Merkel: Wer Sicherheit und Stabilität will, muss die Regeln der internationalen Gemeinschaft akzeptieren.

Foto: Bundesregierung/Steins

Nach dem Meinungsaustausch zwischen Bundeskanzlerin Merkel, dem französischen Staatspräsidenten Hollande und Russlands Präsident Putin am Freitagabend galt das besondere Interesse des Publikums dem Ukraine-Konflikt.

Ob diese Gespräche Erfolg hätten, sei ungewiss, erklärte Merkel. Aber Hollande und sie seien überzeugt, dass es auf jeden Fall wert sei, diesen Versuch zu wagen. "Ich glaube, wir schulden es allein schon den betroffenen Menschen in der Ukraine."

Russland habe die nach dem Zweiten Weltkrieg geschaffene Friedensordnung verletzt, deren Bedeutung Merkel zu Beginn ihrer Rede hervorhob. Die territoriale Integrität der Ukraine werde durch Russland ebenso missachtet wie ihre staatliche Souveränität, das Völkerrecht werde gebrochen. Dieses Verhalten stehe klar im Widerspruch zur Schlussakte von Helsinki, betonte die Kanzlerin.
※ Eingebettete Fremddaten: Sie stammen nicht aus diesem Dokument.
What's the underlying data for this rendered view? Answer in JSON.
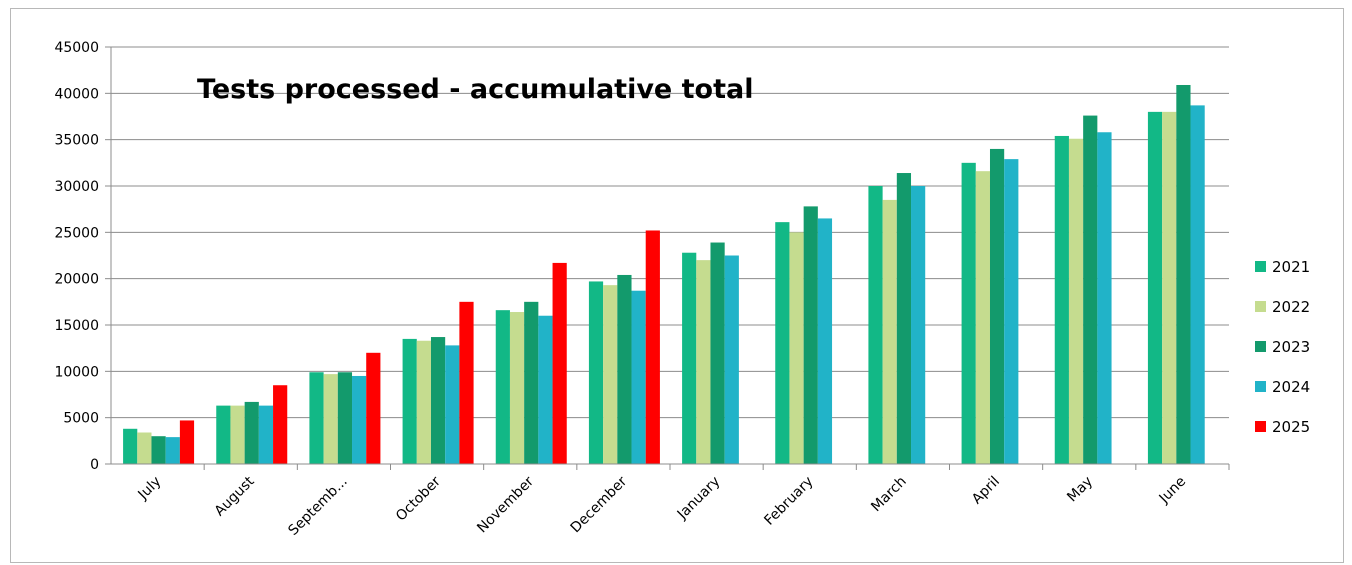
{
  "chart_data": {
    "type": "bar",
    "title": "Tests processed - accumulative total",
    "xlabel": "",
    "ylabel": "",
    "ylim": [
      0,
      45000
    ],
    "y_ticks": [
      0,
      5000,
      10000,
      15000,
      20000,
      25000,
      30000,
      35000,
      40000,
      45000
    ],
    "grid": true,
    "legend_position": "right",
    "categories": [
      "July",
      "August",
      "Septemb...",
      "October",
      "November",
      "December",
      "January",
      "February",
      "March",
      "April",
      "May",
      "June"
    ],
    "series": [
      {
        "name": "2021",
        "color": "#12b886",
        "values": [
          3800,
          6300,
          9900,
          13500,
          16600,
          19700,
          22800,
          26100,
          30000,
          32500,
          35400,
          38000
        ]
      },
      {
        "name": "2022",
        "color": "#c5dc8f",
        "values": [
          3400,
          6300,
          9700,
          13300,
          16400,
          19300,
          22000,
          25000,
          28500,
          31600,
          35100,
          38000
        ]
      },
      {
        "name": "2023",
        "color": "#139a6c",
        "values": [
          3000,
          6700,
          9900,
          13700,
          17500,
          20400,
          23900,
          27800,
          31400,
          34000,
          37600,
          40900
        ]
      },
      {
        "name": "2024",
        "color": "#21b3c8",
        "values": [
          2900,
          6300,
          9500,
          12800,
          16000,
          18700,
          22500,
          26500,
          30000,
          32900,
          35800,
          38700
        ]
      },
      {
        "name": "2025",
        "color": "#ff0000",
        "values": [
          4700,
          8500,
          12000,
          17500,
          21700,
          25200,
          null,
          null,
          null,
          null,
          null,
          null
        ]
      }
    ]
  }
}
Sicherheit gemeinsam gestalten

"Deshalb macht die EU gemeinsam mit unseren transatlantischen Partnern deutlich, dass eine Politik, die auf eine gewaltsame Veränderung der Grenzen in Europa abzielt, im 21. Jahrhundert keinen Platz haben darf." Niemand habe, so Merkel, ein Interesse an einer neuen Spaltung in Europa und schon gar nicht an einer Konfrontation mit dem Risiko unkontrollierbarer Eskalation.
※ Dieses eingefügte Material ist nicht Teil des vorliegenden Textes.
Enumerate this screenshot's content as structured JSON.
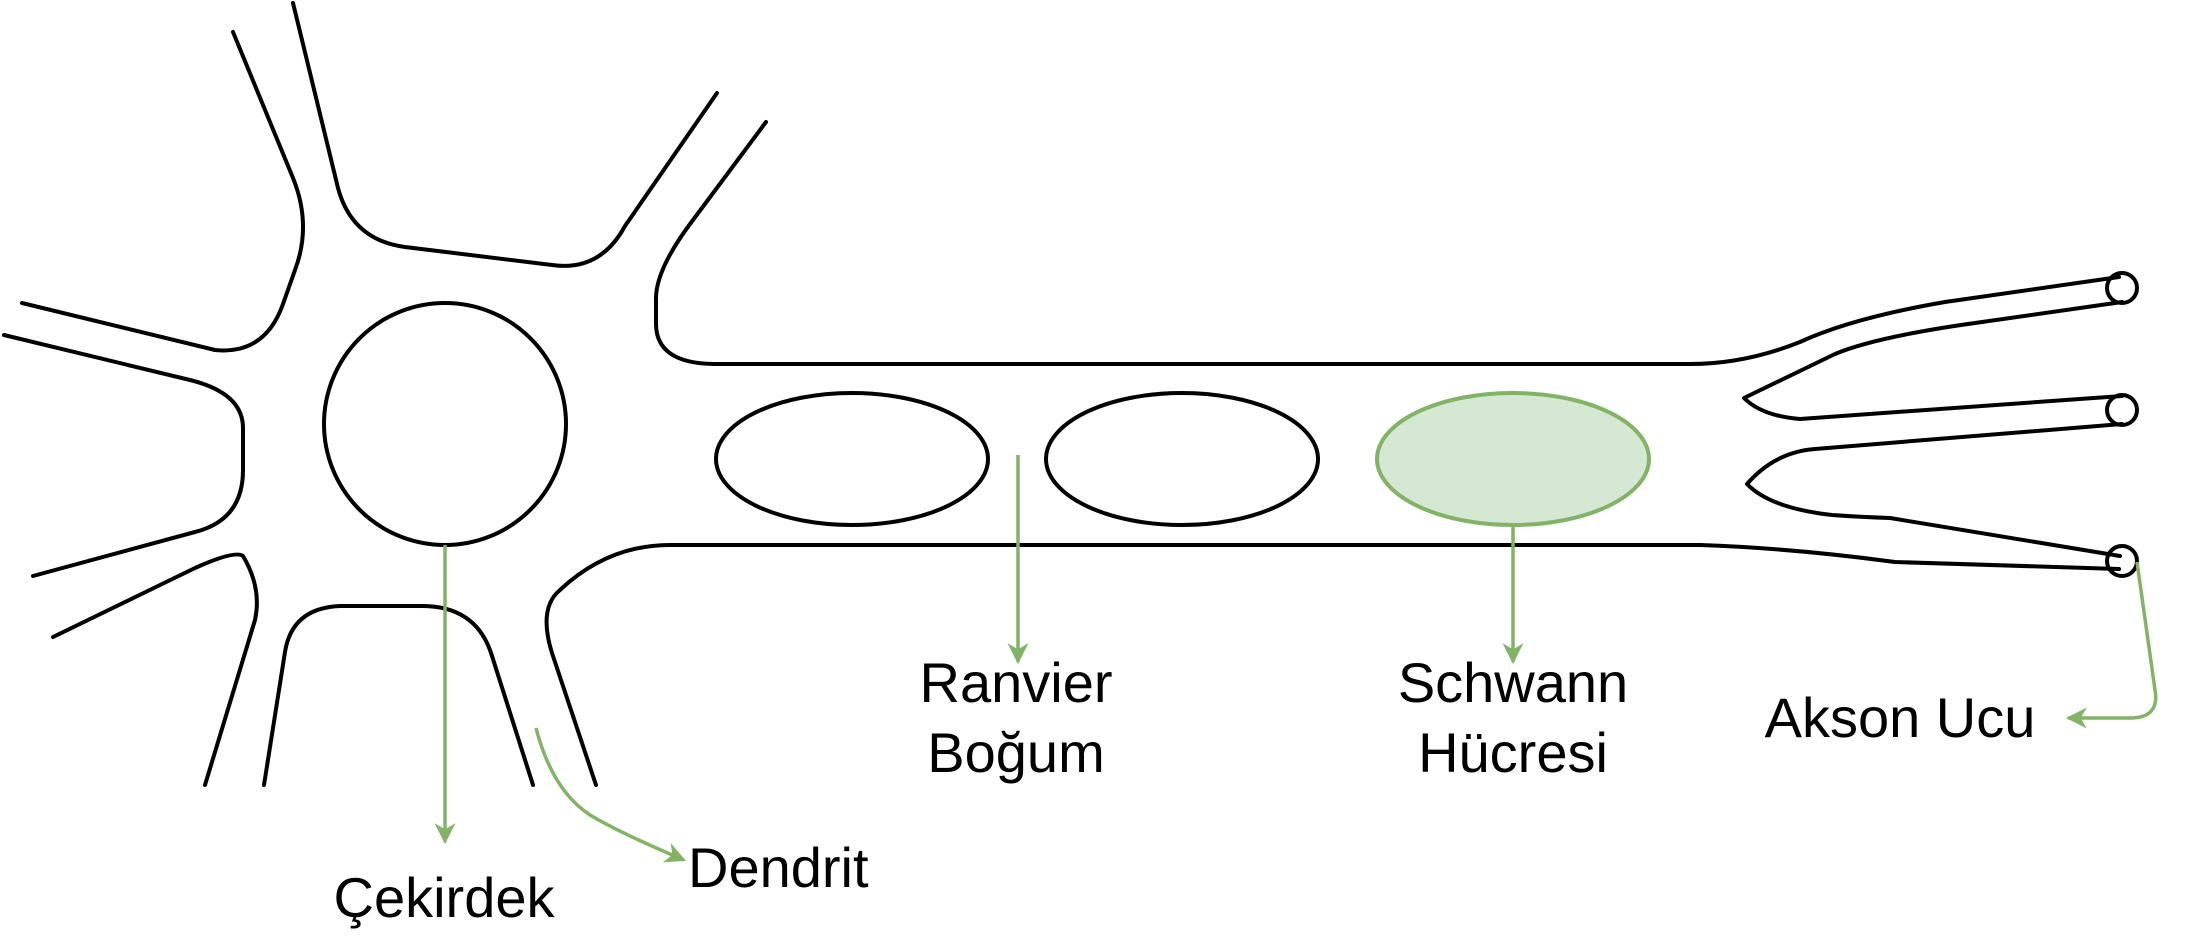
{
  "colors": {
    "outline": "#000000",
    "accent": "#82b366",
    "highlight_fill": "#d5e8d4"
  },
  "labels": {
    "nucleus": "Çekirdek",
    "dendrite": "Dendrit",
    "ranvier": [
      "Ranvier",
      "Boğum"
    ],
    "schwann": [
      "Schwann",
      "Hücresi"
    ],
    "axon_terminal": "Akson Ucu"
  }
}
"Wir wollen Sicherheit in Europa gemeinsam mit Russland gestalten, nicht gegen Russland", betonte Merkel. Das gelte für die europäische und die transatlantische Sicherheitsordnung, aber auch für die Bewältigung gemeinsamer internationaler Herausforderungen, von der Verbreitung von Massenvernichtungswaffen bis hin zur Bekämpfung des internationalen Terrorismus.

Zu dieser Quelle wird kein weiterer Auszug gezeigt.